Why is a mystery that neither discourse answers fully, but the effect is well met in poetry and prose. In “Sunset at Night—is natural—” Emily Dickinson writes in 1862:

Eclipses be—predicted—
And Science bows them in—
But do One face us suddenly—
Jehovah’s Watch—is wrong.

No matter how prepared we are for the sight, Dickinson and other writers claim that the effect supersedes reason. “It had been like dying,” Annie Dillard begins:

It had been like the death of someone, irrational, that sliding down the mountain pass and into the region of dread. It was like slipping into fever, or falling down that hole in sleep from which you wake yourself whimpering.

In “The Sun and the Fish,” Virginia Woolf describes England’s 1927 eclipse:

Pink faces went green, and it became colder than ever. This was the defeat of the sun . . . The shadow growing darker and darker over the moor was like the heeling over a boat, which, instead of righting itself at the critical moment, turns a little further and then a little further on its side; and suddenly capsizes.

Awe shatters sense. Scientists like Baily accommodate for that human limitation by organizing bands of people beforehand to focus their attention, so that each viewer is assigned a separate aspect of the phenomenon so as not to be distracted from its climax by the appearance of another. Poets and essayists turn to literary forms to process complex, multifaceted experiences and to gather their emotional significance. For it is only by being paired with emotion, Virginia Woolf writes, that an image becomes memorable.

Of the moments following an eclipse, as the world regains color, Woolf writes:

All the convalescences and respites of life seemed rolled into one. Yet, at first, so light and frail and strange the colour was, sprinkled rainbow-like in a hoop of colour, that it seemed as if the earth could never live decked out in such frail tints.

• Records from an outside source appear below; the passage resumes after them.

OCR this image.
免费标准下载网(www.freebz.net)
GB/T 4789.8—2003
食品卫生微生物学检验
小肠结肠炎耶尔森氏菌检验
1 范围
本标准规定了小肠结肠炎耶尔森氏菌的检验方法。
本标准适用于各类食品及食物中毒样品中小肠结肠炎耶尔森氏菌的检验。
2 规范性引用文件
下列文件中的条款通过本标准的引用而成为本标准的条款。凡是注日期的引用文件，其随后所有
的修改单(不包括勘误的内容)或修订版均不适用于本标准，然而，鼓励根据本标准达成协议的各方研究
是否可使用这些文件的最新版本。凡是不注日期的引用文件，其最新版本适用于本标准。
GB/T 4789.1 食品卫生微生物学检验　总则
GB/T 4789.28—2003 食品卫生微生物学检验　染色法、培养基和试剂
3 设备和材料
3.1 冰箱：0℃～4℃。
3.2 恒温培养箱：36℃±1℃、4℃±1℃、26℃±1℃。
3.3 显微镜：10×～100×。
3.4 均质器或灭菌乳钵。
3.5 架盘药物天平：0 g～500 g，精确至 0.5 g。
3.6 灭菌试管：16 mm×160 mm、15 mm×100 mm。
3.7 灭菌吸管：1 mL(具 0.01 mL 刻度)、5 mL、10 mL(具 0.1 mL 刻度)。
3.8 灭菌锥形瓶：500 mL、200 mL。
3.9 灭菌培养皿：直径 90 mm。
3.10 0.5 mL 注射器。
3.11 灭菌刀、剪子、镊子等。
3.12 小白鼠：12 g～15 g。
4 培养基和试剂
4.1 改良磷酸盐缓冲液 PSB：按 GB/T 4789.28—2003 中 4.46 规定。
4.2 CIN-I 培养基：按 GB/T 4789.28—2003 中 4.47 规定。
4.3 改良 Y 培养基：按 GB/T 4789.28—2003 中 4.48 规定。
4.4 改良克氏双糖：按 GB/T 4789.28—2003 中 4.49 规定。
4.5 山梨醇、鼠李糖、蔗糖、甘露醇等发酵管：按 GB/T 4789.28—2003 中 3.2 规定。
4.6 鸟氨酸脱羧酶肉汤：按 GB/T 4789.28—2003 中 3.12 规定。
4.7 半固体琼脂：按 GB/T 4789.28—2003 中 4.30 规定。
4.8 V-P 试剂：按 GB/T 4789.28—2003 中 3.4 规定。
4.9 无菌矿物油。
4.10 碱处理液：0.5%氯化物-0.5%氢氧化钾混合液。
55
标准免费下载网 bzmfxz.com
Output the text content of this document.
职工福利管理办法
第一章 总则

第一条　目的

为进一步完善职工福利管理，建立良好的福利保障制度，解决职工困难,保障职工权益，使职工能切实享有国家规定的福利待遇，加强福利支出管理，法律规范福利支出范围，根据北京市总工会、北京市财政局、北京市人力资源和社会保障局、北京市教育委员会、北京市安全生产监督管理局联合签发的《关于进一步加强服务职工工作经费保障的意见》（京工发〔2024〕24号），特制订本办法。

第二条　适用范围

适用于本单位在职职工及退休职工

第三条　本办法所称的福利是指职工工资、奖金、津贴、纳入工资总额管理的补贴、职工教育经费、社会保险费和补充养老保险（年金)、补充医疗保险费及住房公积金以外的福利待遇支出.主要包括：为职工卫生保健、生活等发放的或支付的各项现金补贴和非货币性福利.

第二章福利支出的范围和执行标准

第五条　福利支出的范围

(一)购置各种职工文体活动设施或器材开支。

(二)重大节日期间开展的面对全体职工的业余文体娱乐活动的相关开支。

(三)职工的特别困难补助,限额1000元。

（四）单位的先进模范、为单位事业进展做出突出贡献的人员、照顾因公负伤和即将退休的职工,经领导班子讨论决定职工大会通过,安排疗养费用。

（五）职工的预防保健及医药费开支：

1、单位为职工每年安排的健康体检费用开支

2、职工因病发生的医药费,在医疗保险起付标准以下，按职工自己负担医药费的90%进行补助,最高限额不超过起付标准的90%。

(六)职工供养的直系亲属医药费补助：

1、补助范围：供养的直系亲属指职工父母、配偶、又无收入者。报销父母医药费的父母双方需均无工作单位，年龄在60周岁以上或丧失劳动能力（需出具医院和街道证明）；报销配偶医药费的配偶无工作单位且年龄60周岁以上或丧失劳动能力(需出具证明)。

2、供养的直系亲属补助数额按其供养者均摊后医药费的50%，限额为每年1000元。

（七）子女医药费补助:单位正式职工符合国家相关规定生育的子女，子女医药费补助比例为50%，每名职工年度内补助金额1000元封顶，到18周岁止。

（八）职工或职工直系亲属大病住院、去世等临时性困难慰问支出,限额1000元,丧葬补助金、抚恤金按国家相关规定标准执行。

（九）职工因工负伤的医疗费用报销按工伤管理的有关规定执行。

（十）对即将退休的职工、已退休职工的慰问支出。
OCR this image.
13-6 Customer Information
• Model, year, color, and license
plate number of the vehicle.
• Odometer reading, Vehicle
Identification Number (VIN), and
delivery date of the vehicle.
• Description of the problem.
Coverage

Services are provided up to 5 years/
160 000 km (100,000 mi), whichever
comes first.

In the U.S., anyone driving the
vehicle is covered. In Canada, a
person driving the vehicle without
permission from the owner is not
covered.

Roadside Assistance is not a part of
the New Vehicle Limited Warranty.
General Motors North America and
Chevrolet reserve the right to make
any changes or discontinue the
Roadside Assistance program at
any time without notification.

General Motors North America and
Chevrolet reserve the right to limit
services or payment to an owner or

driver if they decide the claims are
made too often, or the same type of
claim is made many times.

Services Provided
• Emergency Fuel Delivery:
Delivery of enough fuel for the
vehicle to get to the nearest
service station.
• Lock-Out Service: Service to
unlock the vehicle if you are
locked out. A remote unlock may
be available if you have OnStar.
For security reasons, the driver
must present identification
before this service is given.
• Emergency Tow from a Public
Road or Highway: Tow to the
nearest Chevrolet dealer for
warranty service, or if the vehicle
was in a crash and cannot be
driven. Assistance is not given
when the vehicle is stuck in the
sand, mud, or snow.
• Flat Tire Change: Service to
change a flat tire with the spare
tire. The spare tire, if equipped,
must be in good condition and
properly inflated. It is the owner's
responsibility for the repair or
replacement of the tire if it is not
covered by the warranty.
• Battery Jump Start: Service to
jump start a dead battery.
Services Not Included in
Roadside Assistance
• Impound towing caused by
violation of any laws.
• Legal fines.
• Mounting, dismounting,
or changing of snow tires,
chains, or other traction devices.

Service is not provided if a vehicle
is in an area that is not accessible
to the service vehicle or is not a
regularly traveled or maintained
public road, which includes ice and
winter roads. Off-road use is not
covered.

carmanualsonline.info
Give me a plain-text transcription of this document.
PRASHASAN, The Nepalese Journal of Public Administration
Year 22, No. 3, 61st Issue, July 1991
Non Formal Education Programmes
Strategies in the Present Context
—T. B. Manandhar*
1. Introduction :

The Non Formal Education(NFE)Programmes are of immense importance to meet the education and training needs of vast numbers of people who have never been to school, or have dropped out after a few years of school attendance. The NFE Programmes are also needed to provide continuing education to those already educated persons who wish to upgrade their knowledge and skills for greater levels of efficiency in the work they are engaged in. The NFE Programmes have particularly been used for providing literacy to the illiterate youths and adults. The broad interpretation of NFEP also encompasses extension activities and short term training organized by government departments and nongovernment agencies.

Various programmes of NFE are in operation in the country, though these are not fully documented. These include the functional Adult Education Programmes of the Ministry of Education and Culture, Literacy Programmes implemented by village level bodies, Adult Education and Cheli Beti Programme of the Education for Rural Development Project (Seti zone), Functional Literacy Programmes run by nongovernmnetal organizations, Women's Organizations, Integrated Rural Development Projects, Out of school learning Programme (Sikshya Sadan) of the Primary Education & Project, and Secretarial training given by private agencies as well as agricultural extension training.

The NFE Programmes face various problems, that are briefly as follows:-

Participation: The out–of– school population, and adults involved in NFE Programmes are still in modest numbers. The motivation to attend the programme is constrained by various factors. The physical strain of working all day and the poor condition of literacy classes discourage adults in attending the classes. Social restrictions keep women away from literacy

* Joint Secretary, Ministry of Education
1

Her great relief is sharpened by a contrasting awareness of what would have been had the sun not reemerged. The fearful possibility has overtaken more than one mind and even life during a total eclipse, but if social media makes us less susceptible to being caught off guard by the sight, it still offers what Dillard calls “a wake up . . . from our sleeping lives,” which charges us with language to shape what sense we can of this “clockwork of loose spheres” with all available tools at hand.